Perhatian Jo beralih, mengamati serombongan tamu yang datang . Wulan membolak-balik buku yang sejak tadi di tanganny, tetapi kali ini caranya membuka lembaran buku tampak malas. Dia melirik jam tangan bulat warna perak yang menempel di tangannya yang berkulit sawo matang. Hampir setengah jam dia menunggu tetapi Shanti belum juga kelihatan batang hidungnya. Rasa bosan mulai menerobos, dia mengambil hp  dari tasnya kemudian menghubungi Shanti tetapi Hp Shanti tidak aktif.  Akhirnya dia memutuskan membuka sosmednya yang sudah satu bulan lebih tak sempat  di tengoknya. Sesekali dia merapikan pasmina lebarnya sambil menedarkan pandangannya, mencari Shanti.  

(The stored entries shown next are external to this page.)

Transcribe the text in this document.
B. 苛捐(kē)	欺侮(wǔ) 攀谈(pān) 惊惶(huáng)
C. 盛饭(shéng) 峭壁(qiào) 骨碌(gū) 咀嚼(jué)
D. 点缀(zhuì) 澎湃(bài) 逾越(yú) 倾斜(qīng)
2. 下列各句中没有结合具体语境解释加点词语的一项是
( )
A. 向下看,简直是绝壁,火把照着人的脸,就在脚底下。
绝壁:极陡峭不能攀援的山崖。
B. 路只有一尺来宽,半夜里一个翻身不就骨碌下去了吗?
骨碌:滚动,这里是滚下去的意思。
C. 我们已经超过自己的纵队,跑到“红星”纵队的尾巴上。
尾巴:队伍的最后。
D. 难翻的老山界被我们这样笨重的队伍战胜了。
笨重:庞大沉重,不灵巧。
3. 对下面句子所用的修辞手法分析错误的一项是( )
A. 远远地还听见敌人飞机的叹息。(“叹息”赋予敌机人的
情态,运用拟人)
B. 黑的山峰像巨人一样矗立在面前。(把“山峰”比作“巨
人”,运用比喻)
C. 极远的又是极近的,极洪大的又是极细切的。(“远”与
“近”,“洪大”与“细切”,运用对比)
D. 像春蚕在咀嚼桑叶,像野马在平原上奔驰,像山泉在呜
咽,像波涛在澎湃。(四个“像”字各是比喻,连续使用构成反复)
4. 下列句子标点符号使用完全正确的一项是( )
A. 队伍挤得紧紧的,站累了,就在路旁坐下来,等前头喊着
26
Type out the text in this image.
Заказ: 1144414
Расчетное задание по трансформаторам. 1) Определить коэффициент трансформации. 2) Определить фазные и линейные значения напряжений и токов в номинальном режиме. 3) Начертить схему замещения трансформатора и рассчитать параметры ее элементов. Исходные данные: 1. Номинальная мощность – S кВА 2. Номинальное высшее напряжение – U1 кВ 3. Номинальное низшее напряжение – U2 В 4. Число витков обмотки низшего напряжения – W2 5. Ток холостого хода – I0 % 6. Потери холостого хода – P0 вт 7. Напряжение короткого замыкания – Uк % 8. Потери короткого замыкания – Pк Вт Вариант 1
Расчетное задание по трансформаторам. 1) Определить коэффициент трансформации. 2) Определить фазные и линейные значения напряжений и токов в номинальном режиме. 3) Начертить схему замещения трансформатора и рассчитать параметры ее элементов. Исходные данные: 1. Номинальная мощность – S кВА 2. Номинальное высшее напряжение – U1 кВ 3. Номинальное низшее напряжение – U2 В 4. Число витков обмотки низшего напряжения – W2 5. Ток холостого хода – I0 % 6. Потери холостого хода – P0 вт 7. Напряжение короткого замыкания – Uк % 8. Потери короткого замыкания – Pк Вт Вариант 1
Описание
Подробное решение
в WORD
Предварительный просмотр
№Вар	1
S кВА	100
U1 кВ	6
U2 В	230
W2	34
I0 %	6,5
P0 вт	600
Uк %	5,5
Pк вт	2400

        “ Wulan ! ”  sapa seseorang .

Wulan mengangkat wajahnya, “ Eh...!” ucapnya kaget,seketika alisnya mengkerut   “ Hasto?” tanya Wulan sambil menunjukkan jarinya ke arah Hasto. Hasto yang sekarang berjidat lebar tertawa lebar sambil mengangguk.”Apa kabar Has ?” 

“Baik,.... baik !” jawab Hasto sedikit salah tingkah, tetapi matanya berbinar cerah. Tak mempedulikan beberapa kawannya sempat memperhatikannya, namun kemudian mereka  segera menuju kamar, seolah sudah tak tahan ingin membaringkan tubuh.

Sorot kekaguman di mata Hasto pada Wulan belum pudar. Sementara, sorot mata Wulan hanya memancarkan kekagetan bersua kawan lama tanpa sengaja. Wulan mempersilahkan Hasto duduk. Menanyakan kabar masing-masing, tentang pekerjaan, anak, tempat tinggal dan Hasto cukup tertegun ketika Wulan menceritakan bahwa suaminya bukan dari kalangan ningrat bahkan mereka berbeda suku. Hasto sempat kelepasan mengungkapkan penyesalannya,mengapa dia tidak berani maju saja saat itu. Wulan hanya tersenyum mendengar hal itu, tidak meninggalkan perasaan apapun selain ucapan klise tetapi selalu menghibur, bukan jodoh.
Sekitar lima belas menit kemudian Faisal muncul. Roman mukanya seketika berubah melihat mereka sedang mengobrol, tampak akrab sambil sesekali tertawa. Wulan menghela nafas pendek ketika dari kejauhan ekor matanya  menangkap wajah suaminya yang kurang sedap.

“Kenalkan Has, ini suamiku !” kata Wulan sambil tersenyum dan memandang suaminya dengan ekspresi bangga. “ Kenalkan Bang, dia teman kuliahku !”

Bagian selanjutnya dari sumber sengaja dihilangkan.